Harsh is on the Fairfax-Falls Church Community Services Board, which provides all manner of help to mentally ill people, mentally retarded people and substance abusers. But when it came to getting their customers, as the board calls them, a place to live, she saw little action: "Sometimes things would happen in an emergency. But it doesn't seem to me that we're moving forward, generally."
When Harsh joined the board, it moved fairly quickly to construct Stevenson Place, an apartment complex for 36 mentally ill people near Fairfax City. But after that, Harsh said, progress slowed and she became frustrated.
A 2002 county study of the need for long-term care found that, considering the waiting list and the available places in homes for the mentally ill, "those who apply now do not have a chance of being admitted in their lifetime."
"The thing that annoyed me," Harsh said, was that the county "doesn't want mortgages. They rent these homes" for small groups of people, "and it's just so costly to the taxpayers. It's insecure. As a Realtor, I didn't like that."
Harsh got involved in mental health issues after her daughter, then 8, developed a brain tumor and the operation to remove it caused severe damage. To Harsh, there's no difference between brain damage caused by surgery and brain damage caused by illness.
"The term 'mental health' doesn't convey to the public what it really is," Harsh said. "It's an organ of the body, just like any other organ, and it has a disease. And the definition of 'mental' is so nebulous."
So in 2003, she founded the Brain Foundation and started hosting fundraisers, which raised some money, but not enough. The initiative slowed as Harsh's daughter deteriorated, and Laura died in February 2006 at age 38.
Then Harsh began discussing her ideas with Wilbur Dove, a Vienna man she had known for years and who had his own nonprofit organization that develops housing for the poor. He agreed to seed Harsh's project with $50,000 from his foundation.
"I think it's a worthy purpose," Dove said. "Public funds for people with mental difficulties have really been underused. So there's really been a need for it."
With the cash backing, Harsh was able to obtain a $450,000 loan from the Virginia Housing Development Authority at a 4 3/4 percent interest rate. She found a four-bedroom townhouse in Fairfax City, and the Brain Foundation bought it last November.
Harsh furnished the house through donations, including a large flat-screen television. The house is orderly and clean, and it looks no different from any other Fairfax townhouse. Homes of eight people or fewer don't need any particular zoning or official approval.

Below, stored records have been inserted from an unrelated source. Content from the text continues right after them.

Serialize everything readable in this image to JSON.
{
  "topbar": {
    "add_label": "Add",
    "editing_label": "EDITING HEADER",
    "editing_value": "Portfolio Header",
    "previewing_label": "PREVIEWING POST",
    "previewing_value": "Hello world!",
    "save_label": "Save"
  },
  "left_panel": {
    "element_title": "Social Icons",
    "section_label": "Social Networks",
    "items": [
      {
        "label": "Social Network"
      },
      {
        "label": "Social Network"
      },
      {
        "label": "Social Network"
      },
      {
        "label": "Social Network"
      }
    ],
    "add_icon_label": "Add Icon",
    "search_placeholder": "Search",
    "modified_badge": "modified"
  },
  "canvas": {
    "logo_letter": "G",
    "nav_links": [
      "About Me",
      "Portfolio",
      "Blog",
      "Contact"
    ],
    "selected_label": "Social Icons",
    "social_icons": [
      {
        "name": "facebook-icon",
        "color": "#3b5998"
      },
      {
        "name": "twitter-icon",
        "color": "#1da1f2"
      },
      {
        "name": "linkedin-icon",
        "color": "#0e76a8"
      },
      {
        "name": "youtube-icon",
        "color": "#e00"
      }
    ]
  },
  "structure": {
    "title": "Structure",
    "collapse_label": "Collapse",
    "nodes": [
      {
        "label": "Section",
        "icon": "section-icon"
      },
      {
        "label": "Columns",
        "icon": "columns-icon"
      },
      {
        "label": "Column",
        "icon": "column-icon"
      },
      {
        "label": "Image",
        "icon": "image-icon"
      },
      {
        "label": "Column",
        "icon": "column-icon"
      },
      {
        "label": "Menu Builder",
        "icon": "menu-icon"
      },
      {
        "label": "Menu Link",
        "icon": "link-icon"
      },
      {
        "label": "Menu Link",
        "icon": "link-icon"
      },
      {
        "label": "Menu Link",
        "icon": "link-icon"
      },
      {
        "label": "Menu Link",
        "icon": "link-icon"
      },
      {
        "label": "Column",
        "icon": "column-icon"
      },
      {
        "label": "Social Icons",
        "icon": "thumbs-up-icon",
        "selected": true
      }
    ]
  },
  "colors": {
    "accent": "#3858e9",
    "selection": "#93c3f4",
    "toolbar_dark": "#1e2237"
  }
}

Pathway Homes, which provides residential care for mentally ill people throughout Northern Virginia, gave Harsh the names of likely tenants -- it has a waiting list of 400 people -- and four men moved in recently. Pathway manages the property and keeps track of the tenants, who pay $175 to $300 in monthly rent.
"It's working great," said Joel McNair, chief executive of Pathway. "When you're able to move somebody into their own home and see what it's like for them to have a home and the support they need, it's an amazing experience."
Housing mentally ill people is Northern Virginia's "biggest unmet need," McNair said. "Many are homeless, or in shelters, or in institutions, at great cost to taxpayers. So Trudy's making this home a reality -- I thought it was great."
The initial $50,000 grant from Dove should cover any cost overruns for paying the mortgage and utilities in the first two years. With help from Dan Richard, a former engineer at Lockheed Martin, she obtained $25,000 from the state for the third year.
Now the Brain Foundation has lined up a $30,000 grant from Wings House, a like-minded organization for mentally ill people, that will help her purchase the next house, Harsh said. She plans to obtain another low-interest loan from the state housing authority and buy a property in September.
Pam Gannon, director of facility planning and site development for the Community Services Board, agreed with Harsh's complaint that the county hasn't built enough housing for the mentally ill, though she said the Community Services Board must compete with many other county agencies for project funding.
"What she's doing is really creative," Gannon said. "She's looking in all directions for partnerships, and finding them. It's a real recipe for success."